ATHENS, Greece (AP) — Greece on Tuesday hit a record high in new COVID-19 cases for a second day running, with the government ruling out a lockdown or school closures but warning that it might need to mobilize private doctors in badly hit areas.
A total 8,613 new infections were recorded, marking a substantial leap from Monday's 7,300. Another 46 deaths were registered, bringing the total in the country of 11 million to about 16,400.
The surge over the past week has put pressure on Greece's health system, with hospitals filling up in parts of the country. Health Minister Thanos Plevris said the situation was “manageable, but very pressing.”
Plevris said private clinics in Greece's worst-hit northern areas were providing extra beds for state hospital patients, while medical staff were being transferred to struggling areas. He said private doctors have been invited to voluntarily assist the state health system where needed.

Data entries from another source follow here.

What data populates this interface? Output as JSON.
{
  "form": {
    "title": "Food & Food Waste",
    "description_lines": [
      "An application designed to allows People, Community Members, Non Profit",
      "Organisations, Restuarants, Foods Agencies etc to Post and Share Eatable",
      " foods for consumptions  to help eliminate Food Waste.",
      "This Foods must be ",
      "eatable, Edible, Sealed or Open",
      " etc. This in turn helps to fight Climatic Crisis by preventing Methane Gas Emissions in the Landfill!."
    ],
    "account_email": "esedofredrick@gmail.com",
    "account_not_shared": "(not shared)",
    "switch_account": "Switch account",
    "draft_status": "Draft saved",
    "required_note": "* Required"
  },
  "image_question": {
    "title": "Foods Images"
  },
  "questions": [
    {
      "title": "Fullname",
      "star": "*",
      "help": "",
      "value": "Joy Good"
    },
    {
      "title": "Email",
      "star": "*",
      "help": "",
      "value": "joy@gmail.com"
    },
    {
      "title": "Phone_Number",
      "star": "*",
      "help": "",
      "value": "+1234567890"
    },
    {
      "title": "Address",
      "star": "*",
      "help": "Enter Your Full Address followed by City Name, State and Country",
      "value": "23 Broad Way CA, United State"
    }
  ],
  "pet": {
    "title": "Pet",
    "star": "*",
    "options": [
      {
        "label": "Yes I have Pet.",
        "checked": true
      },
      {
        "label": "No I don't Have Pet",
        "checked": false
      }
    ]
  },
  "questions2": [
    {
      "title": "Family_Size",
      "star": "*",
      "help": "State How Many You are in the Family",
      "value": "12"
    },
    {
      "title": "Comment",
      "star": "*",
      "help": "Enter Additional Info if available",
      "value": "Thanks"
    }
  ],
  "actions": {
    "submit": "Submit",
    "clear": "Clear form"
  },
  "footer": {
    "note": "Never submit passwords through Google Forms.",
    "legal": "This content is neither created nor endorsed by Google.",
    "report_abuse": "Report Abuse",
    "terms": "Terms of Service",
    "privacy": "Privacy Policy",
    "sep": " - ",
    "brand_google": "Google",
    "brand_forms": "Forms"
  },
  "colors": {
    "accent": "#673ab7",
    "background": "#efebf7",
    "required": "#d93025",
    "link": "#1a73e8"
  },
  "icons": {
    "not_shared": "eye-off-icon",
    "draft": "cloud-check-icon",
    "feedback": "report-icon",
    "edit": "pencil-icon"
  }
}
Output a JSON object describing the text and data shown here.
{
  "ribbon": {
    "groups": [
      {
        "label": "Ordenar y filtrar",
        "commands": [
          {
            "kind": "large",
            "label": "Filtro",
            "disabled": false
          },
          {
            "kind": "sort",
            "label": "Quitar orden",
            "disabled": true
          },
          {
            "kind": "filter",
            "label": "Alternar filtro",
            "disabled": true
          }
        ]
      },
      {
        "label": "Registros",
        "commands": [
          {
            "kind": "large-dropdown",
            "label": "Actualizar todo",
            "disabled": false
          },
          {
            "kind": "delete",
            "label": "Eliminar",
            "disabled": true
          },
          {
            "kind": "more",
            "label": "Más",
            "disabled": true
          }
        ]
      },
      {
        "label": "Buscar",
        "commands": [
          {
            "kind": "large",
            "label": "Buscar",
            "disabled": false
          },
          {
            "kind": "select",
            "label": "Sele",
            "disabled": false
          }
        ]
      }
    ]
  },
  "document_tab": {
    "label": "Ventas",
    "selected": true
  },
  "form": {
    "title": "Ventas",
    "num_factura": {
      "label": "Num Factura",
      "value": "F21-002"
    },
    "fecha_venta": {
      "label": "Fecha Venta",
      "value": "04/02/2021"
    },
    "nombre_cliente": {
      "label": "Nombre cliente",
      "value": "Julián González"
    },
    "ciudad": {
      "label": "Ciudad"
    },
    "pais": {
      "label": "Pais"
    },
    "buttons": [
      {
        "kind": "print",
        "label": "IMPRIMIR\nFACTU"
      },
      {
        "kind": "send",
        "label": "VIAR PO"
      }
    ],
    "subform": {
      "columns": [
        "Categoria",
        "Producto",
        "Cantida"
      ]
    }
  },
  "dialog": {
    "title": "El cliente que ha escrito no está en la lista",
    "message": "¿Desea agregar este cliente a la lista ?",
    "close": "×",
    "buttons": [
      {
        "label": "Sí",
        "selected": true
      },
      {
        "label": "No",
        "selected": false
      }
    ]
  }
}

“If there is no response within this week ... then their services will be requisitioned,” he told private Skai TV.
Plevris ruled out a new lockdown or an end to in-person school classes, and the government insists that vaccinated people will not face significant restrictions again.
About 61% of Greece’s population has been fully vaccinated, which is below the European Union average of 75%.
But health ministry officials said Monday that over the past seven days there’s been an 185% increase in first vaccination appointments and a 200% surge in booster shot appointments.
They linked the increases with new measures that took effect Saturday under which unvaccinated people can enter banks, government departments and most shops only if they show a recent negative COVID-19 test. The same applies to outdoor restaurant and cafe areas, while vaccinated people are allowed indoors at such establishments.
Unrestricted access is still allowed for supermarkets, food shops and pharmacies.